Words Rica Mae Labbao
Photos courtesy of UP Vargas Museum
May 19, 2026
What's something from the past that you would want to reinvent?
For Su Hui-yu, the answer fits perfectly with the idea to reconstruct films and movies consumed during the unsettling chaos of the Martial Law era. He utilized a process to bend back these old narratives and redo it in a monumental way.
In his work ‘Reshoot to Reconstruct’, four moving images serve as the focal points of an artistic collection that refuses the standards to stretch timeframes.
The Space warriors and the Digigrave (2025) | Giclee print
Su Hui-yu bends bodies, personalities, settings, and age through satirical art, bravely tackling multimedia produced during the Martial Law and redoing it comically.

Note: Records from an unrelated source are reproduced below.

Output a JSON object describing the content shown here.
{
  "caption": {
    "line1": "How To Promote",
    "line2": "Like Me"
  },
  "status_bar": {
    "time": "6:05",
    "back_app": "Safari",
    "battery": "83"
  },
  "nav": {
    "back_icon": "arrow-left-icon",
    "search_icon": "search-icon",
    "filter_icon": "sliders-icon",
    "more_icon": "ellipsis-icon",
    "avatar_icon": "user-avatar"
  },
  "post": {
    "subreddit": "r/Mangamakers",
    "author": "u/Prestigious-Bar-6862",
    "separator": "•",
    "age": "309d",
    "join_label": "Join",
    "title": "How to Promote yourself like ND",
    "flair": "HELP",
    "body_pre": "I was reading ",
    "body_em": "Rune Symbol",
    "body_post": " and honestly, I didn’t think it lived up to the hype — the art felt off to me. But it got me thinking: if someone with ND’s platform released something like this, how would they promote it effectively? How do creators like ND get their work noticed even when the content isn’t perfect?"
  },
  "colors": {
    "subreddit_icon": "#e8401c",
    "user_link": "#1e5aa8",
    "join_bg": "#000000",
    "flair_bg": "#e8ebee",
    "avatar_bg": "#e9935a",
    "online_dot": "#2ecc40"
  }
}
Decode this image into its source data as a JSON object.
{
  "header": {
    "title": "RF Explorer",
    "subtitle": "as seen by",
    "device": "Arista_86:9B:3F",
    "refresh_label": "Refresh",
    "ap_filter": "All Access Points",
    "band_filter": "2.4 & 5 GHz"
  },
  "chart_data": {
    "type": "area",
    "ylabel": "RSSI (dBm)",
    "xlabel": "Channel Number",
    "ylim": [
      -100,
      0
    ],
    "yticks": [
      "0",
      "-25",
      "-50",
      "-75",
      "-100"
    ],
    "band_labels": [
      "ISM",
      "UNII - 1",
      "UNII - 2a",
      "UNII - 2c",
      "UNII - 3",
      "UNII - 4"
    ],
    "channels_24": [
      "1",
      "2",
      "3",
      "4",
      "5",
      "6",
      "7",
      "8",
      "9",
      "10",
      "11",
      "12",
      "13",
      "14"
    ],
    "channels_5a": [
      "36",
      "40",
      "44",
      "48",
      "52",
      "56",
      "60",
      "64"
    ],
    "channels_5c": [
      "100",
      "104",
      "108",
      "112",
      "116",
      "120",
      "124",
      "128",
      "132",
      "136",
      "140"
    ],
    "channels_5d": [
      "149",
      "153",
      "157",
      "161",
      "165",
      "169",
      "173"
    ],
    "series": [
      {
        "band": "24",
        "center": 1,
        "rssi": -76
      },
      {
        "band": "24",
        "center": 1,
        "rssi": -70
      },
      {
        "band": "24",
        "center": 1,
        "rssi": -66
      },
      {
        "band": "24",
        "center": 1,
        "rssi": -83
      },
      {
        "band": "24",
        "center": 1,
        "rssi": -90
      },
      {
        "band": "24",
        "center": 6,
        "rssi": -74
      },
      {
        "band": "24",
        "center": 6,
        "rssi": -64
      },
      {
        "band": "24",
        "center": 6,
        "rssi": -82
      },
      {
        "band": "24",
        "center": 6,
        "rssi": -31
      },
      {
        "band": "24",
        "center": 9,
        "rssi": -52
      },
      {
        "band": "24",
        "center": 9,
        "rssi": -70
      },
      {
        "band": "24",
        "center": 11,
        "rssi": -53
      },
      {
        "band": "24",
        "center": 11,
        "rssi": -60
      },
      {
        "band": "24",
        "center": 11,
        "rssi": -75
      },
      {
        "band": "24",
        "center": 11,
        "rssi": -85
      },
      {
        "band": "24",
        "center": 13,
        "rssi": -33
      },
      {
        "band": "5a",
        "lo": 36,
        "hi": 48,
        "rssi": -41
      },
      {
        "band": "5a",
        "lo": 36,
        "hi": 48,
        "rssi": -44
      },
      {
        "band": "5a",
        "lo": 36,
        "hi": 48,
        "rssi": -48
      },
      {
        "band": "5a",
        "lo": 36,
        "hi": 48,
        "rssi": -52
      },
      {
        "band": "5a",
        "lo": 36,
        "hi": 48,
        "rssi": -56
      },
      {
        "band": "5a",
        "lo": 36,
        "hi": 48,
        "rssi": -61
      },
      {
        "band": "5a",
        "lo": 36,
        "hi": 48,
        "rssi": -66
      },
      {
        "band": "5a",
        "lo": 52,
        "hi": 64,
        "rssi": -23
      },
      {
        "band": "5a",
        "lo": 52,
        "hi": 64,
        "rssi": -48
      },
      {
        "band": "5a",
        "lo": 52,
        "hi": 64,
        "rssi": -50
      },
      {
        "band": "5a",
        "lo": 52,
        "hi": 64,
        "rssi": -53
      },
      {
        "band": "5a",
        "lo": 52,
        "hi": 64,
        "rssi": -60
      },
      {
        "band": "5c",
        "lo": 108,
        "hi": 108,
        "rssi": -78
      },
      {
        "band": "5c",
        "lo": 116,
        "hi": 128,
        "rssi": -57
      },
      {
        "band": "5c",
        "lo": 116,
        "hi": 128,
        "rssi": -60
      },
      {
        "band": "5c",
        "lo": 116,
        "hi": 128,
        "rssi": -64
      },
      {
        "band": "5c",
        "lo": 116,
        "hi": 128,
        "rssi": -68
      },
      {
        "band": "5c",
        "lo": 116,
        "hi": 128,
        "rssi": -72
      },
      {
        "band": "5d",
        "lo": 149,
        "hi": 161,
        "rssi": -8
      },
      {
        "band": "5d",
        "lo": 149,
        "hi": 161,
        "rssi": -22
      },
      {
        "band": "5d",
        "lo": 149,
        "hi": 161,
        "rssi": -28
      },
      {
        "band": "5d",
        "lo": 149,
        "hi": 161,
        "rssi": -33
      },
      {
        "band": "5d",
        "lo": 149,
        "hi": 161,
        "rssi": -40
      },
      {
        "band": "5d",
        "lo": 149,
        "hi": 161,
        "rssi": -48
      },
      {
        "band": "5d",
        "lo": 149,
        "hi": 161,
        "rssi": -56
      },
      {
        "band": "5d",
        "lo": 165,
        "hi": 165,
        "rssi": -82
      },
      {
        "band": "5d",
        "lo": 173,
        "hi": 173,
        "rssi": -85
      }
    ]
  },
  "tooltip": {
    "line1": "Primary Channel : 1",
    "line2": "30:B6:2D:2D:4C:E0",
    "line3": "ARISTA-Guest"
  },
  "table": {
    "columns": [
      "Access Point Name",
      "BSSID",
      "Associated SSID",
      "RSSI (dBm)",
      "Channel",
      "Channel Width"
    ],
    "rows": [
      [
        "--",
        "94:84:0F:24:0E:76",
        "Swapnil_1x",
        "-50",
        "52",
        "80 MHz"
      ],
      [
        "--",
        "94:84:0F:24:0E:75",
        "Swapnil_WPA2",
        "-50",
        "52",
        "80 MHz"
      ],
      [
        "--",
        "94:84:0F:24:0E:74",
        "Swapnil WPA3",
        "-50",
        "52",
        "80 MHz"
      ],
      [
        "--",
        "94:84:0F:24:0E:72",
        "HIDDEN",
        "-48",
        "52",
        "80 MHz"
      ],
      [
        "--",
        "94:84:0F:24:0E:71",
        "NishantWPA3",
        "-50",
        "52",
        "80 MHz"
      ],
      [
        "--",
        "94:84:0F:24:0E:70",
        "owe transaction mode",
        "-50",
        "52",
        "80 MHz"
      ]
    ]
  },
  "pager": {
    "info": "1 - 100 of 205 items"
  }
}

At the UP Vargas Museum, the exhibition restages The Trio Hall (2023), The Women's Revenge (2020), The Space Warriors and the Digigrave(2025), and Future Shock (2019). This collection was created using a distinct technique called “reshooting,” which essentially remakes what has been painfully there.
Future Shock (2019)
The process of reshooting involves tracing back storyplots, retrieving past collections, deconstructing and reframing narratives, and reconstructing it in a grandiose manner with all the significantly flamboyant details that completes that overall objective of the project.
In this world, the scenes are unsettled between the border of fabrication and actuality.
The Trio Hall (2023)
Since March 21, this “speculative” project has attracted a wide array of audiences which offers an immersive experience that draws them into his creative sprawling world.
Based in Taipei, Su Hui-yu is known for his works that often serves as humorous canvases of his opinionated commentaries about the connection of history and culture with mass media.